Every CEO knows that if you want to find America’s best and brightest, you’ve got to move to a big coastal city, right? Wrong. Two of the nation’s top demographers arrive at a very different conclusion.

Overall, population growth in the expensive big cities tends to be one-third to one half less than in Sunbelt boomtowns. Again, as in the suburban shift, there’s a strong correlation with aging. Among people who were in their early 20s in 2007 to 2011, some of the biggest population increases took place in metropolitan areas like Denver, San Francisco, San Jose, Seattle and Portland.

Yet, these movements shifted as people entered their late 20s. Among those 25 to 29 in 2011, now in their early 30s, the fastest growth occurred in Orlando, Raleigh, Austin, San Antonio, Charlotte and Houston. San Francisco, which does so well among people in their early 20s, grew at half the rate of the Sunbelt standouts. New York, Los Angeles and Chicago all experienced net declines in this cohort.

Turn to those 30 to 44 in 2011 and the pattern accelerates. In this cohort, growth shifts to lower-cost, largely Sunbelt metros such as Orlando, Austin, Raleigh, San Antonio, Tampa-St. Petersburg, Houston, Charlotte, Miami, Jacksonville and Nashville. In contrast, most of the metros that attracted younger people—like San Francisco and Washington, D.C.—grew half as quickly or less. New York, Chicago, Los Angeles and San Jose saw a net decline in this population, indicating no significant net in-migration.

These trends also apply for the boomers. Here the fastest growth takes places almost exclusively in lower-cost Sunbelt metros such as Phoenix, Austin, Las Vegas, Orlando and Tampa. In contrast, New York, Los Angeles, Chicago, San Jose, Boston and San Francisco lose boomers, often by wide margins.

Given the increasing importance of boomers, Xers and aging millennials in the workforce, it may well be that employers seeking help need to calibrate their choices to where these generations seem to be headed.
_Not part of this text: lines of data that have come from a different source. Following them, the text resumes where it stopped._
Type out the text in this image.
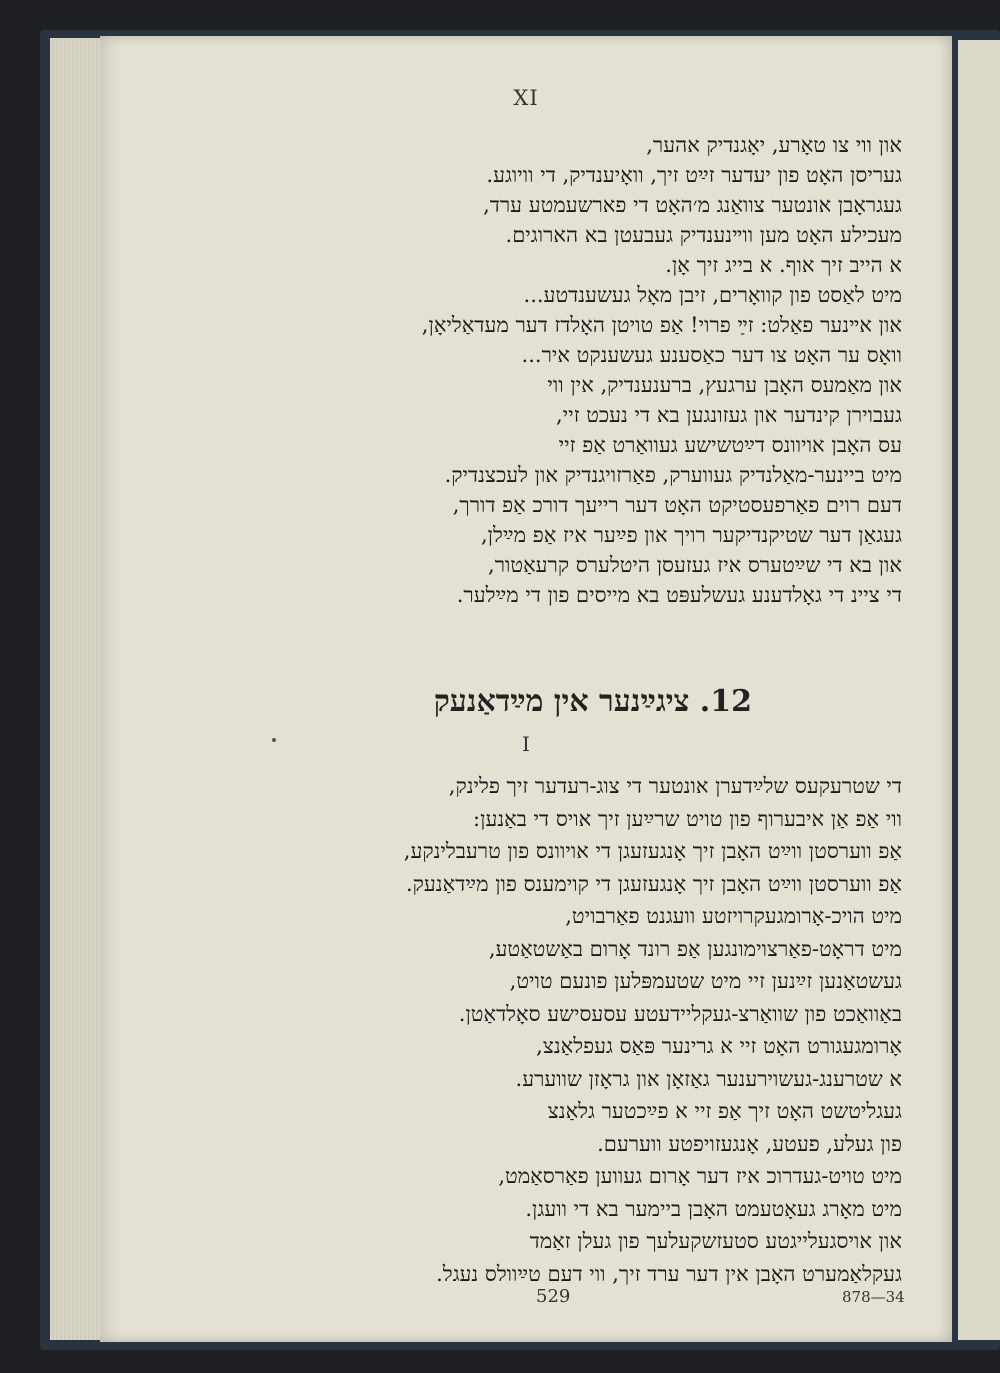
XI
און ווי צו טאָרע, יאָגנדיק אהער,
געריסן האָט פון יעדער זײַט זיך, וואָיענדיק, די וויוגע.
געגראָבן אונטער צוואַנג מ׳האָט די פארשעמטע ערד,
מעכילע האָט מען ווײנענדיק געבעטן בא הארוגים.
א הייב זיך אוף. א בייג זיך אָן.
מיט לאַסט פון קוואָרים, זיבן מאָל געשענדטע...
און אײנער פאַלט: זײַ פרוי! אַפ טויטן האָלדז דער מעדאַליאָן,
וואָס ער האָט צו דער כאַסענע געשענקט איר...
און מאַמעס האָבן ערגעץ, ברענענדיק, אין ווי
געבוירן קינדער און געזונגען בא די נעכט זיי,
עס האָבן אויוונס דײַטשישע געוואַרט אַפ זיי
מיט ביינער-מאַלנדיק געווערק, פאַרזויגנדיק און לעכצנדיק.
דעם רוים פאַרפעסטיקט האָט דער רייעך דורכ אַפ דורך,
געגאַן דער שטיקנדיקער רויך און פײַער איז אַפ מײַלן,
און בא די שײַטערס איז געזעסן היטלערס קרעאַטור,
די ציינ די גאָלדענע געשלעפּט בא מייסים פון די מײַלער.
12. ציגײַנער אין מײַדאַנעק
I
די שטרעקעס שלײַדערן אונטער די צוג-רעדער זיך פלינק,
ווי אַפ אַן איבערוף פון טויט שרײַען זיך אויס די באַנען:
אַפ ווערסטן ווײַט האָבן זיך אָנגעזעגן די אויוונס פון טרעבלינקע,
אַפ ווערסטן ווײַט האָבן זיך אָנגעזעגן די קוימענס פון מײַדאַנעק.
מיט הויכ-אָרומגעקרויזטע וועגנט פאַרבויט,
מיט דראָט-פאַרצוימונגען אַפ רונד אָרום באַשטאַטע,
געשטאַנען זײַנען זיי מיט שטעמפּלען פונעם טויט,
באַוואַכט פון שוואַרצ-געקליידעטע עסעסישע סאָלדאַטן.
אָרומגעגורט האָט זיי א גרינער פּאַס געפלאַנצ,
א שטרענג-געשוירענער גאַזאָן און גראָזן שווערע.
געגליטשט האָט זיך אַפ זיי א פײַכטער גלאַנצ
פון געלע, פעטע, אָנגעזויפטע ווערעם.
מיט טויט-געדרוכ איז דער אָרום געווען פאַרסאַמט,
מיט מאָרג געאָטעמט האָבן ביימער בא די וועגן.
און אויסגעלייגטע סטעזשקעלעך פון געלן זאַמד
געקלאַמערט האָבן אין דער ערד זיך, ווי דעם טײַוולס נעגל.
529	878—34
At a time of growing shortages of labor, an appreciation of these demographic and geographic trends seems sensible.

Where Talent Wants to Be

If current trends continue, another generation—often called GenZ—will follow their predecessors into urban cores in disproportionate numbers. Then they’ll face the same pressures that have impacted older generations. And unless there is some dramatic recasting of the housing industry, these younger workers may have even shorter windows to live in the large legacy cities before sparking urban core growth in metros such as Orlando, Phoenix, San Antonio and Nashville. For the next generation, New York, Boston and San Francisco may seem more like gated communities than places of opportunity.

The big opportunities for employers are likely to be found in the suburbs, particularly those developing amenities like theaters, ethnic restaurants and music venues. Aging millennials will want locations with town centers—whether restored or created—and will likely prefer such things as bike trails and parks over golf and endless mega-retail centers. The millennial suburb, as MIT’s Alan Berger has noted, will be different than the ones their grandparents desired, more walkable, environmentally sustainable and likely connected eventually by autonomous technologies. In other words, the most coveted American community of the coming decades could resemble a 19th century village.

“The millennial suburb, as MIT’s Alan Berger has noted, will be different than the ones their grandparents desired, more walkable, environmentally sustainable and likely connected eventually by autonomous technologies.”

It is also where more of America’s immigrants are headed, as is most evident in locales like Fort Bend, Texas, or Orange County, California; this is where minorities and immigrants, who make up 45 percent of all millennials, are increasingly settling. Along with aging millennials, Xers and boomers, these newcomers will dominate the workplace of the future—and that workplace will be in suburbia.